As montadoras têm sido forçadas a reduzir as emissões de seus veículos, enquanto se ajustam a novas normas ambientais, o que implica custos adicionais de produção e novas exigências tecnológicas. Em uma carta ao governo alemão, o diretor financeiro da Ford, John Lawler, pediu maior clareza nas políticas de apoio à mobilidade elétrica.
“O que nos falta na Europa e na Alemanha é uma agenda política clara e inconfundível para avançar na e-mobilidade”, afirmou Lawler. A montadora pede também mais flexibilidade nas metas de emissões, com o intuito de melhorar as condições de mercado para a indústria automotiva.
Reações dos Sindicatos e Trabalhadores
Os sindicatos europeus, especialmente na Alemanha e no Reino Unido, estão preparando uma resposta vigorosa às mudanças propostas pela Ford. Trabalhadores da Volkswagen, por exemplo, já indicaram que estão dispostos a abrir mão de aumentos salariais em troca da manutenção de empregos e da preservação de fábricas.
A proposta inclui a criação de um “fundo de solidariedade” para apoiar os trabalhadores em momentos de redução de horas de trabalho, além da exigência de que a montadora cancele seus planos de fechar fábricas.
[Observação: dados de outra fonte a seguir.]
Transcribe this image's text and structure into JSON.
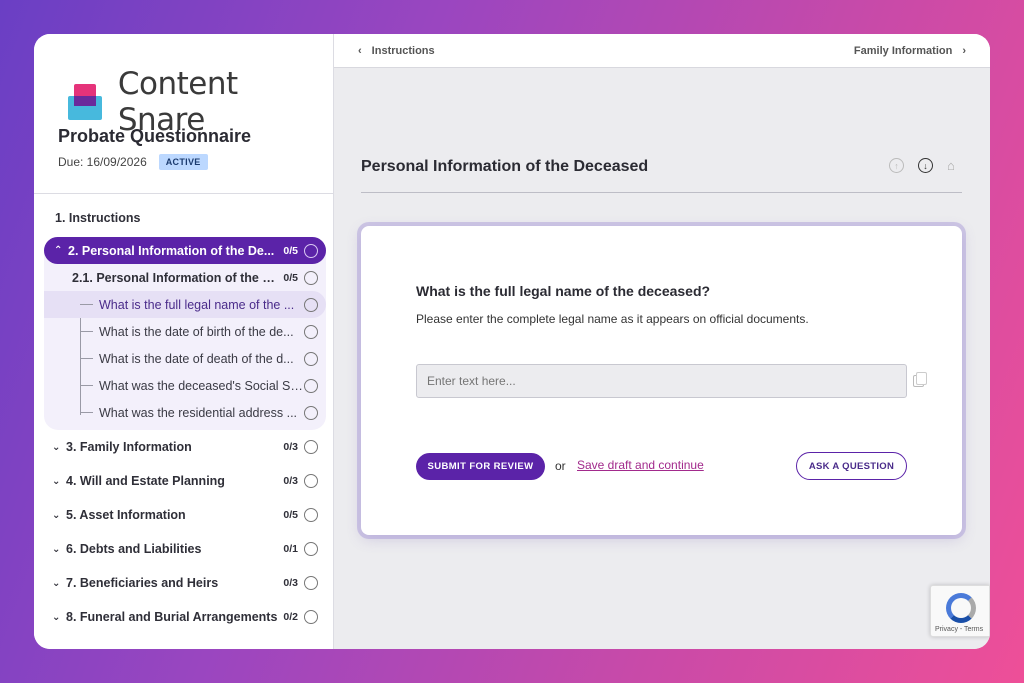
{
  "brand": {
    "name": "Content Snare"
  },
  "project": {
    "title": "Probate Questionnaire",
    "due": "Due: 16/09/2026",
    "status": "ACTIVE"
  },
  "nav": {
    "instructions": "1. Instructions",
    "active_section": {
      "label": "2. Personal Information of the De...",
      "count": "0/5"
    },
    "subsection": {
      "label": "2.1. Personal Information of the D...",
      "count": "0/5"
    },
    "questions": [
      "What is the full legal name of the ...",
      "What is the date of birth of the de...",
      "What is the date of death of the d...",
      "What was the deceased's Social Se...",
      "What was the residential address ..."
    ],
    "sections": [
      {
        "label": "3. Family Information",
        "count": "0/3"
      },
      {
        "label": "4. Will and Estate Planning",
        "count": "0/3"
      },
      {
        "label": "5. Asset Information",
        "count": "0/5"
      },
      {
        "label": "6. Debts and Liabilities",
        "count": "0/1"
      },
      {
        "label": "7. Beneficiaries and Heirs",
        "count": "0/3"
      },
      {
        "label": "8. Funeral and Burial Arrangements",
        "count": "0/2"
      }
    ]
  },
  "topbar": {
    "prev": "Instructions",
    "next": "Family Information"
  },
  "page": {
    "title": "Personal Information of the Deceased"
  },
  "question": {
    "title": "What is the full legal name of the deceased?",
    "description": "Please enter the complete legal name as it appears on official documents.",
    "placeholder": "Enter text here...",
    "submit_label": "SUBMIT FOR REVIEW",
    "or_text": "or",
    "save_label": "Save draft and continue",
    "ask_label": "ASK A QUESTION"
  },
  "recaptcha": {
    "text": "Privacy - Terms"
  },
  "colors": {
    "accent": "#5b23a8",
    "link": "#a22a8c",
    "badge_bg": "#bcd8ff"
  }
}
No caso da Ford, as negociações com os sindicatos ainda estão em andamento. Contudo, é esperado que as decisões sobre os cortes de empregos sejam impactadas pelo contexto político e econômico europeu, incluindo as possíveis ações dos governos para apoiar a transição para a mobilidade elétrica e a manutenção de empregos no setor.

O Futuro da Ford na Europa
O futuro da Ford na Europa, assim como o de outras montadoras tradicionais, dependerá da capacidade de adaptação às novas exigências do mercado e da indústria automotiva global. A empresa terá que equilibrar sua transição para a produção de veículos elétricos com os desafios financeiros e os cortes de pessoal necessários para se tornar mais competitiva.
A concorrência com as montadoras chinesas, que dominam o mercado de veículos elétricos, e a adaptação às novas políticas regulatórias serão fatores cruciais no sucesso da Ford na região.
Com um futuro incerto, a Ford já deu início ao processo de transformação necessário para garantir sua presença na Europa a longo prazo. A redução de empregos é um passo doloroso, mas essencial para garantir que a empresa permaneça competitiva em um mercado altamente dinâmico e desafiador.